When the traditional way of life no longer suffices, people have to think of other ways to make a living. The Inuit, the inhabitants of the northern polar region, made the transition to art. Today, they make creative sculptures, paintings and… chess games.
Thousands of years ago, the ancestors of the Inuit crossed the Bering isthmus and arrived in the North American polar region. Nowadays there are about 100.000 Inuit living in Siberia, Alaska, Greenland and Canada. The inhabitants of these inhospitable areas haven’t had a lot contact with other cultures until recently. Incidentally, European explorers would make it to the Inuit areas on the coast, but they never stayed for long because of the rough living conditions. The region is situated above the tree line and covered in a thick layer of ice and snow the whole year long. There are no trees to build houses with and agriculture is impossible.

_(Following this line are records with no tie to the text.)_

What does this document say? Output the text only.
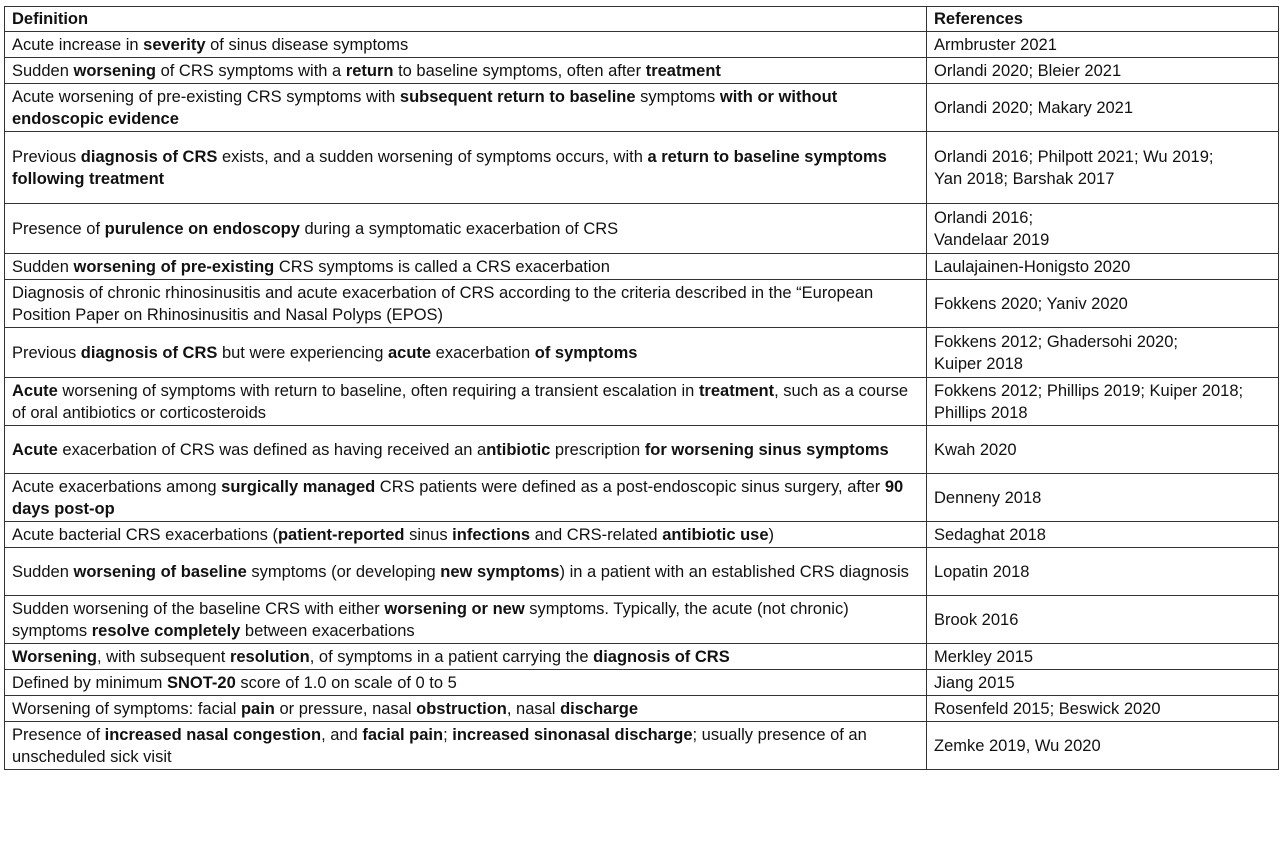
Definition	References
Acute increase in severity of sinus disease symptoms	Armbruster 2021

Sudden worsening of CRS symptoms with a return to baseline symptoms, often after treatment	Orlandi 2020; Bleier 2021

Acute worsening of pre-existing CRS symptoms with subsequent return to baseline symptoms with or without endoscopic evidence	Orlandi 2020; Makary 2021

Previous diagnosis of CRS exists, and a sudden worsening of symptoms occurs, with a return to baseline symptoms following treatment	Orlandi 2016; Philpott 2021; Wu 2019;
Yan 2018; Barshak 2017

Presence of purulence on endoscopy during a symptomatic exacerbation of CRS	Orlandi 2016;
Vandelaar 2019

Sudden worsening of pre-existing CRS symptoms is called a CRS exacerbation	Laulajainen-Honigsto 2020

Diagnosis of chronic rhinosinusitis and acute exacerbation of CRS according to the criteria described in the “European Position Paper on Rhinosinusitis and Nasal Polyps (EPOS)	Fokkens 2020; Yaniv 2020

Previous diagnosis of CRS but were experiencing acute exacerbation of symptoms	Fokkens 2012; Ghadersohi 2020;
Kuiper 2018

Acute worsening of symptoms with return to baseline, often requiring a transient escalation in treatment, such as a course of oral antibiotics or corticosteroids	Fokkens 2012; Phillips 2019; Kuiper 2018; Phillips 2018

Acute exacerbation of CRS was defined as having received an antibiotic prescription for worsening sinus symptoms	Kwah 2020

Acute exacerbations among surgically managed CRS patients were defined as a post-endoscopic sinus surgery, after 90 days post-op	Denneny 2018

Acute bacterial CRS exacerbations (patient-reported sinus infections and CRS-related antibiotic use)	Sedaghat 2018

Sudden worsening of baseline symptoms (or developing new symptoms) in a patient with an established CRS diagnosis	Lopatin 2018

Sudden worsening of the baseline CRS with either worsening or new symptoms. Typically, the acute (not chronic) symptoms resolve completely between exacerbations	Brook 2016

Worsening, with subsequent resolution, of symptoms in a patient carrying the diagnosis of CRS	Merkley 2015

Defined by minimum SNOT-20 score of 1.0 on scale of 0 to 5	Jiang 2015

Worsening of symptoms: facial pain or pressure, nasal obstruction, nasal discharge	Rosenfeld 2015; Beswick 2020

Presence of increased nasal congestion, and facial pain; increased sinonasal discharge; usually presence of an unscheduled sick visit	Zemke 2019, Wu 2020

For centuries, the Inuit lived off hunting polar animals and they followed these animals during their migration. Not only their meat was used: tools were made out of the bones, lamps burned on walrus fat and skins were processed and made into clothing, tents and even boats. This hard knock life did not appeal to the European fortune hunters and they did not possess the sublime skills to survive in these territories. Viking Eric the Red was an exception. He was probably the first explorer to come into contact with the Inuit and in 983 he founded a settlement in Greenland.
Change means prosperity?
In 1890, life as the Inuit knew it ended. Americans and Europeans arrived to the North to hunt wales. They brought alcohol and unknown diseases with them and the Inuit were no match for them. The combination of alcohol and disease was a fatal one for many of the original polar residents. The high demand for fur caused another migration of westerners to the polar zone. Life and Inuit culture changed even more drastically after 1950. Caribous were nearly extinct and fur trade dwindled. Traditional survival on what the land offered to the Inuit got more and more difficult. The Canadian government wanted to improve the circumstances of these people. The country convinced the Inuit to give up their nomadic existence and live in their settlements permanently. The Inuit got access to homes with hot running water, electricity and heating and furthermore, western supplies, schools and medicine. Snowmobiles replaced the traditional dog sleds and the motorboat was the substitute of the kayak. The children that were born in these new settlements grew up without the traditional skills and Inuit lifestyle. Hunting was no longer a source of income and so it was necessary to create employment for this new generation. The government helped the youngsters to set up commercial fishing activities and creative trading partnerships.
Art to the rescue
Missionaries followed into the footsteps of the tradesmen and whale hunters quickly. They quite successfully tried to convert the heathen Inuit to Christianity. They also influenced other aspects of life. Reverend Steinmann was the first to try and make the Inuit make a living through art. In 1958 he convinced his flock in Povungnituk (Quebec, Canada) to turn their local myths into art.
The Inuit themselves do not have a word for art. They consider their work ‘sananquang’, which literally means ‘the making of an equal image’. Their favorite subjects are animals and people, and who better to turn these topics into art than the people who have studied their prey carefully and respectfully for ages. Animals and human beings are also the favorite themes of chess games. The museum owns a faience chess game, made by a Greenlandic Inuit woman from Montreal.